Grau (nr. 365/1)
The Van Abbemuseum Collection consists of over 2800 artworks. We publish texts and images on an ongoing basis, but this record is currently in the process of being documented.
'Grau (no.365/2)' by the German artist Gerhard Richter is a completely grey painting. It is done in oils and has a grainy texture, probably as a result of using a paint roller.
Gerhard Richter made several grey paintings. With broad or narrow palette knives, paintbrushes and paint rollers, he applied all sorts of coarse and fine-grained textures onto the canvas. In this series of paintings, he used only the colour grey because this was most neutral for him and was least like an illusion. They are paintings which do not tell stories and do not refer to anything other than themselves. In this series, Richter shows the painting as a surface, the skin of the painting.

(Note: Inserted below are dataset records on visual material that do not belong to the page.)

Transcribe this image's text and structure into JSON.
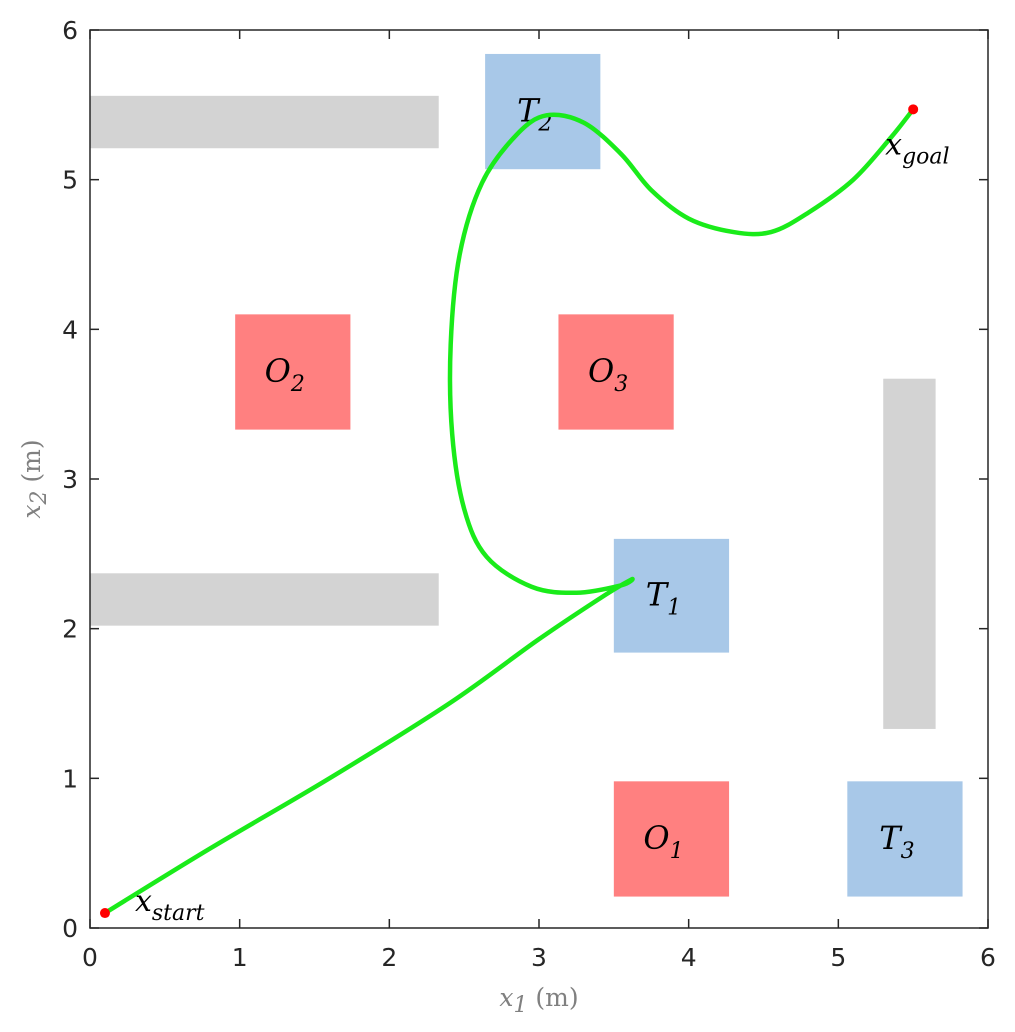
{
  "chart_data": {
    "type": "scatter",
    "xlabel": {
      "var": "x",
      "sub": "1",
      "unit": "(m)"
    },
    "ylabel": {
      "var": "x",
      "sub": "2",
      "unit": "(m)"
    },
    "xlim": [
      0,
      6
    ],
    "ylim": [
      0,
      6
    ],
    "xticks": [
      "0",
      "1",
      "2",
      "3",
      "4",
      "5",
      "6"
    ],
    "yticks": [
      "0",
      "1",
      "2",
      "3",
      "4",
      "5",
      "6"
    ],
    "grid": false,
    "colors": {
      "obstacle": "#ff8080",
      "target": "#a8c8e8",
      "wall": "#d3d3d3",
      "trajectory": "#1aeb1a",
      "endpoint": "#ff0000",
      "axis": "#262626"
    },
    "walls": [
      {
        "x": [
          0.0,
          2.33
        ],
        "y": [
          5.21,
          5.56
        ]
      },
      {
        "x": [
          0.0,
          2.33
        ],
        "y": [
          2.02,
          2.37
        ]
      },
      {
        "x": [
          5.3,
          5.65
        ],
        "y": [
          1.33,
          3.67
        ]
      }
    ],
    "regions": [
      {
        "kind": "target",
        "name": "T",
        "sub": "2",
        "x": [
          2.64,
          3.41
        ],
        "y": [
          5.07,
          5.84
        ]
      },
      {
        "kind": "target",
        "name": "T",
        "sub": "1",
        "x": [
          3.5,
          4.27
        ],
        "y": [
          1.84,
          2.6
        ]
      },
      {
        "kind": "target",
        "name": "T",
        "sub": "3",
        "x": [
          5.06,
          5.83
        ],
        "y": [
          0.21,
          0.98
        ]
      },
      {
        "kind": "obstacle",
        "name": "O",
        "sub": "2",
        "x": [
          0.97,
          1.74
        ],
        "y": [
          3.33,
          4.1
        ]
      },
      {
        "kind": "obstacle",
        "name": "O",
        "sub": "3",
        "x": [
          3.13,
          3.9
        ],
        "y": [
          3.33,
          4.1
        ]
      },
      {
        "kind": "obstacle",
        "name": "O",
        "sub": "1",
        "x": [
          3.5,
          4.27
        ],
        "y": [
          0.21,
          0.98
        ]
      }
    ],
    "trajectory": {
      "x": [
        0.1,
        0.8,
        1.6,
        2.4,
        3.0,
        3.45,
        3.62,
        3.55,
        3.25,
        2.95,
        2.65,
        2.5,
        2.42,
        2.41,
        2.47,
        2.62,
        2.85,
        3.05,
        3.3,
        3.55,
        3.75,
        4.0,
        4.3,
        4.55,
        4.8,
        5.1,
        5.35,
        5.5
      ],
      "y": [
        0.1,
        0.53,
        1.0,
        1.5,
        1.93,
        2.23,
        2.33,
        2.29,
        2.24,
        2.28,
        2.48,
        2.8,
        3.3,
        3.9,
        4.5,
        4.98,
        5.3,
        5.43,
        5.38,
        5.17,
        4.93,
        4.74,
        4.65,
        4.65,
        4.78,
        5.0,
        5.28,
        5.47
      ]
    },
    "points": [
      {
        "name": "start",
        "var": "x",
        "sub": "start",
        "x": 0.1,
        "y": 0.1
      },
      {
        "name": "goal",
        "var": "x",
        "sub": "goal",
        "x": 5.5,
        "y": 5.47
      }
    ]
  }
}
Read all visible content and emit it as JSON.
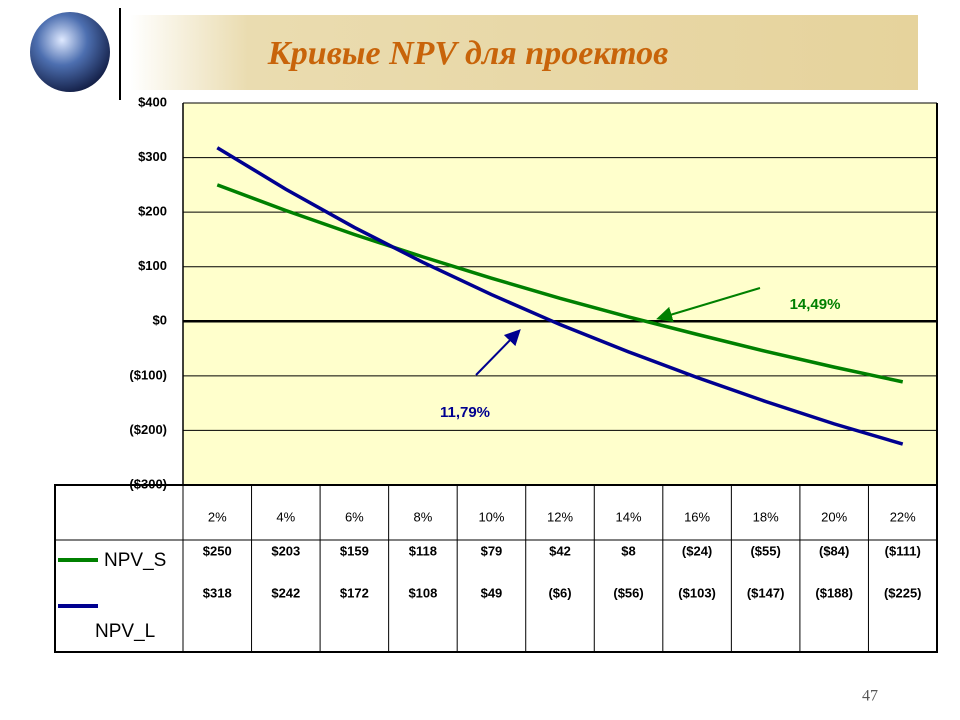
{
  "title": "Кривые NPV для проектов",
  "page_number": "47",
  "chart_data": {
    "type": "line",
    "categories": [
      "2%",
      "4%",
      "6%",
      "8%",
      "10%",
      "12%",
      "14%",
      "16%",
      "18%",
      "20%",
      "22%"
    ],
    "series": [
      {
        "name": "NPV_S",
        "color": "#008000",
        "values": [
          250,
          203,
          159,
          118,
          79,
          42,
          8,
          -24,
          -55,
          -84,
          -111
        ],
        "value_labels": [
          "$250",
          "$203",
          "$159",
          "$118",
          "$79",
          "$42",
          "$8",
          "($24)",
          "($55)",
          "($84)",
          "($111)"
        ]
      },
      {
        "name": "NPV_L",
        "color": "#000090",
        "values": [
          318,
          242,
          172,
          108,
          49,
          -6,
          -56,
          -103,
          -147,
          -188,
          -225
        ],
        "value_labels": [
          "$318",
          "$242",
          "$172",
          "$108",
          "$49",
          "($6)",
          "($56)",
          "($103)",
          "($147)",
          "($188)",
          "($225)"
        ]
      }
    ],
    "ylim": [
      -300,
      400
    ],
    "yticks": [
      {
        "value": -300,
        "label": "($300)"
      },
      {
        "value": -200,
        "label": "($200)"
      },
      {
        "value": -100,
        "label": "($100)"
      },
      {
        "value": 0,
        "label": "$0"
      },
      {
        "value": 100,
        "label": "$100"
      },
      {
        "value": 200,
        "label": "$200"
      },
      {
        "value": 300,
        "label": "$300"
      },
      {
        "value": 400,
        "label": "$400"
      }
    ],
    "grid": true,
    "annotations": [
      "14,49%",
      "11,79%"
    ]
  }
}
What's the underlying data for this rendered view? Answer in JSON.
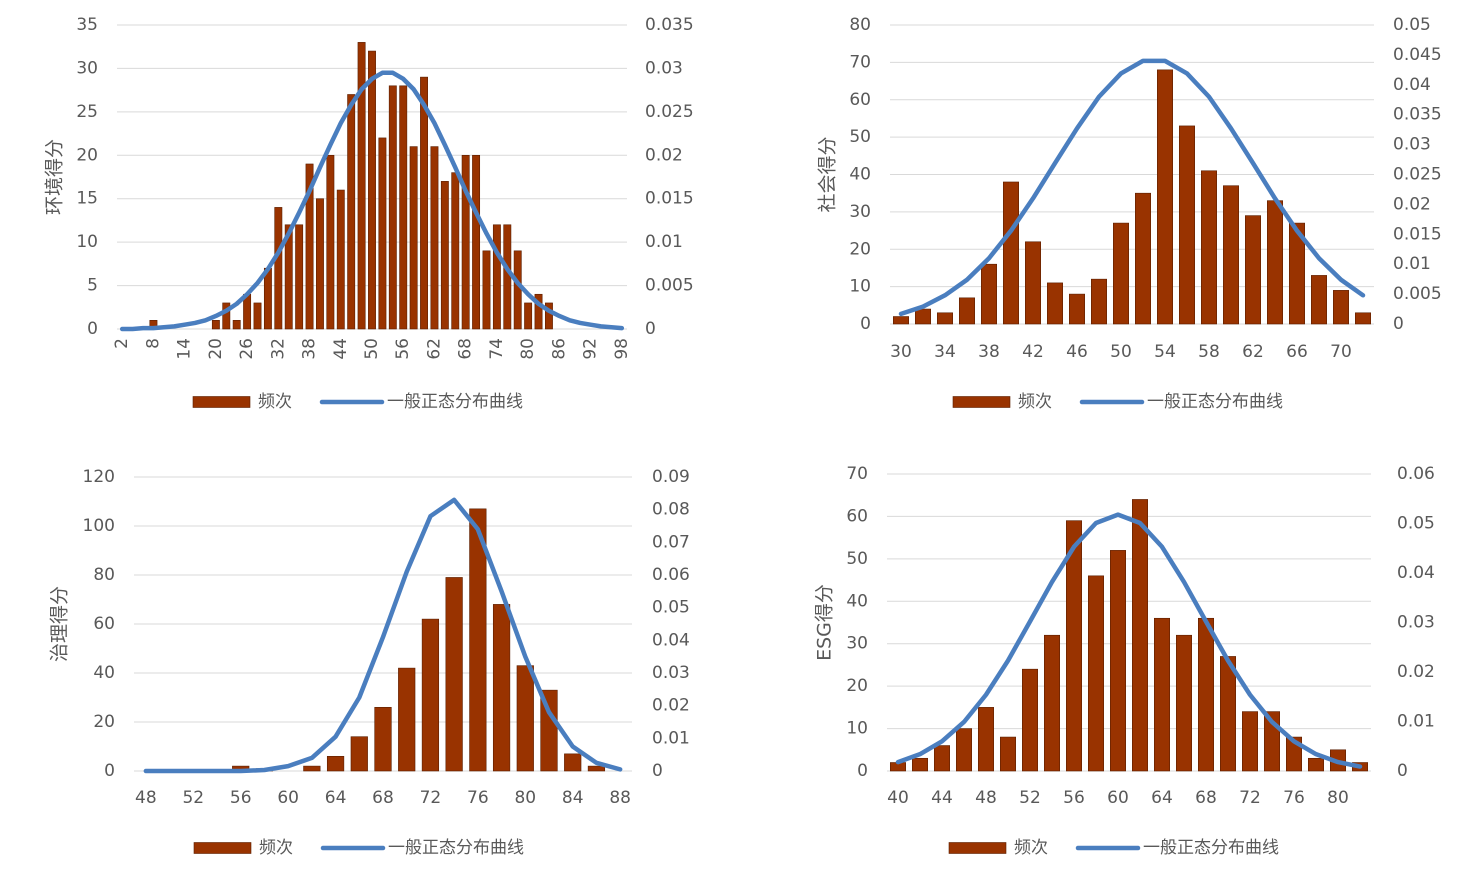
{
  "chart_data": [
    {
      "type": "bar_line",
      "y_label": "环境得分",
      "categories": [
        2,
        null,
        null,
        8,
        null,
        null,
        14,
        null,
        null,
        20,
        null,
        null,
        26,
        null,
        null,
        32,
        null,
        null,
        38,
        null,
        null,
        44,
        null,
        null,
        50,
        null,
        null,
        56,
        null,
        null,
        62,
        null,
        null,
        68,
        null,
        null,
        74,
        null,
        null,
        80,
        null,
        null,
        86,
        null,
        null,
        92,
        null,
        null,
        98
      ],
      "series": [
        {
          "name": "频次",
          "color": "#993300",
          "values": [
            0,
            0,
            0,
            1,
            0,
            0,
            0,
            0,
            0,
            1,
            3,
            1,
            4,
            3,
            7,
            14,
            12,
            12,
            19,
            15,
            20,
            16,
            27,
            33,
            32,
            22,
            28,
            28,
            21,
            29,
            21,
            17,
            18,
            20,
            20,
            9,
            12,
            12,
            9,
            3,
            4,
            3,
            0,
            0,
            0,
            0,
            0,
            0,
            0
          ]
        },
        {
          "name": "一般正态分布曲线",
          "color": "#4a7ebf",
          "axis": "y2",
          "values": [
            0,
            0,
            0.0001,
            0.0001,
            0.0002,
            0.0003,
            0.0005,
            0.0007,
            0.001,
            0.0015,
            0.0021,
            0.0029,
            0.004,
            0.0053,
            0.0069,
            0.0088,
            0.011,
            0.0134,
            0.0159,
            0.0186,
            0.0212,
            0.0237,
            0.0258,
            0.0276,
            0.0288,
            0.0295,
            0.0295,
            0.0288,
            0.0276,
            0.0258,
            0.0237,
            0.0212,
            0.0186,
            0.0159,
            0.0134,
            0.011,
            0.0088,
            0.0069,
            0.0053,
            0.004,
            0.0029,
            0.0021,
            0.0015,
            0.001,
            0.0007,
            0.0005,
            0.0003,
            0.0002,
            0.0001
          ]
        }
      ],
      "ylim": [
        0,
        35
      ],
      "yticks": [
        0,
        5,
        10,
        15,
        20,
        25,
        30,
        35
      ],
      "y2lim": [
        0,
        0.035
      ],
      "y2ticks": [
        0,
        0.005,
        0.01,
        0.015,
        0.02,
        0.025,
        0.03,
        0.035
      ],
      "grid": true,
      "legend": "bottom"
    },
    {
      "type": "bar_line",
      "y_label": "社会得分",
      "categories": [
        30,
        null,
        34,
        null,
        38,
        null,
        42,
        null,
        46,
        null,
        50,
        null,
        54,
        null,
        58,
        null,
        62,
        null,
        66,
        null,
        70,
        null
      ],
      "series": [
        {
          "name": "频次",
          "color": "#993300",
          "values": [
            2,
            4,
            3,
            7,
            16,
            38,
            22,
            11,
            8,
            12,
            27,
            35,
            68,
            53,
            41,
            37,
            29,
            33,
            27,
            13,
            9,
            3
          ]
        },
        {
          "name": "一般正态分布曲线",
          "color": "#4a7ebf",
          "axis": "y2",
          "values": [
            0.0017,
            0.0029,
            0.0048,
            0.0074,
            0.011,
            0.0156,
            0.021,
            0.0269,
            0.0327,
            0.038,
            0.0419,
            0.044,
            0.044,
            0.0419,
            0.038,
            0.0327,
            0.0269,
            0.021,
            0.0156,
            0.011,
            0.0074,
            0.0048
          ]
        }
      ],
      "ylim": [
        0,
        80
      ],
      "yticks": [
        0,
        10,
        20,
        30,
        40,
        50,
        60,
        70,
        80
      ],
      "y2lim": [
        0,
        0.05
      ],
      "y2ticks": [
        0,
        0.005,
        0.01,
        0.015,
        0.02,
        0.025,
        0.03,
        0.035,
        0.04,
        0.045,
        0.05
      ],
      "grid": true,
      "legend": "bottom"
    },
    {
      "type": "bar_line",
      "y_label": "治理得分",
      "categories": [
        48,
        null,
        52,
        null,
        56,
        null,
        60,
        null,
        64,
        null,
        68,
        null,
        72,
        null,
        76,
        null,
        80,
        null,
        84,
        null,
        88
      ],
      "series": [
        {
          "name": "频次",
          "color": "#993300",
          "values": [
            0,
            0,
            0,
            0,
            2,
            1,
            0,
            2,
            6,
            14,
            26,
            42,
            62,
            79,
            107,
            68,
            43,
            33,
            7,
            2,
            0
          ]
        },
        {
          "name": "一般正态分布曲线",
          "color": "#4a7ebf",
          "axis": "y2",
          "values": [
            0,
            0,
            0,
            0,
            0,
            0.0003,
            0.0015,
            0.004,
            0.0105,
            0.0225,
            0.041,
            0.061,
            0.078,
            0.083,
            0.074,
            0.055,
            0.035,
            0.018,
            0.0075,
            0.0025,
            0.0005
          ]
        }
      ],
      "ylim": [
        0,
        120
      ],
      "yticks": [
        0,
        20,
        40,
        60,
        80,
        100,
        120
      ],
      "y2lim": [
        0,
        0.09
      ],
      "y2ticks": [
        0,
        0.01,
        0.02,
        0.03,
        0.04,
        0.05,
        0.06,
        0.07,
        0.08,
        0.09
      ],
      "grid": true,
      "legend": "bottom"
    },
    {
      "type": "bar_line",
      "y_label": "ESG得分",
      "categories": [
        40,
        null,
        44,
        null,
        48,
        null,
        52,
        null,
        56,
        null,
        60,
        null,
        64,
        null,
        68,
        null,
        72,
        null,
        76,
        null,
        80,
        null
      ],
      "series": [
        {
          "name": "频次",
          "color": "#993300",
          "values": [
            2,
            3,
            6,
            10,
            15,
            8,
            24,
            32,
            59,
            46,
            52,
            64,
            36,
            32,
            36,
            27,
            14,
            14,
            8,
            3,
            5,
            2
          ]
        },
        {
          "name": "一般正态分布曲线",
          "color": "#4a7ebf",
          "axis": "y2",
          "values": [
            0.0018,
            0.0034,
            0.006,
            0.0099,
            0.0154,
            0.0223,
            0.0302,
            0.0382,
            0.0453,
            0.0501,
            0.0518,
            0.0501,
            0.0453,
            0.0382,
            0.0302,
            0.0223,
            0.0154,
            0.0099,
            0.006,
            0.0034,
            0.0018,
            0.0009
          ]
        }
      ],
      "ylim": [
        0,
        70
      ],
      "yticks": [
        0,
        10,
        20,
        30,
        40,
        50,
        60,
        70
      ],
      "y2lim": [
        0,
        0.06
      ],
      "y2ticks": [
        0,
        0.01,
        0.02,
        0.03,
        0.04,
        0.05,
        0.06
      ],
      "grid": true,
      "legend": "bottom"
    }
  ]
}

His work is very diverse and his themes vary from photo-realistic landscapes and portraits to enlarged colour samples from paint shops. His work is an examination of the different possibilities of painting. He is prepared to paint everything in every conceivable way as long as his work does not start to belong to one particular style. He does not follow any system, has no programme and does not have any personal preferences either. Richter considers that theorizing about art is pointless because every theory simply replaces another, and all the arguments are based on coincidence. He said: “I do not have a motif, only motivation.” He is a painter and wants to show what is possible with and in painting.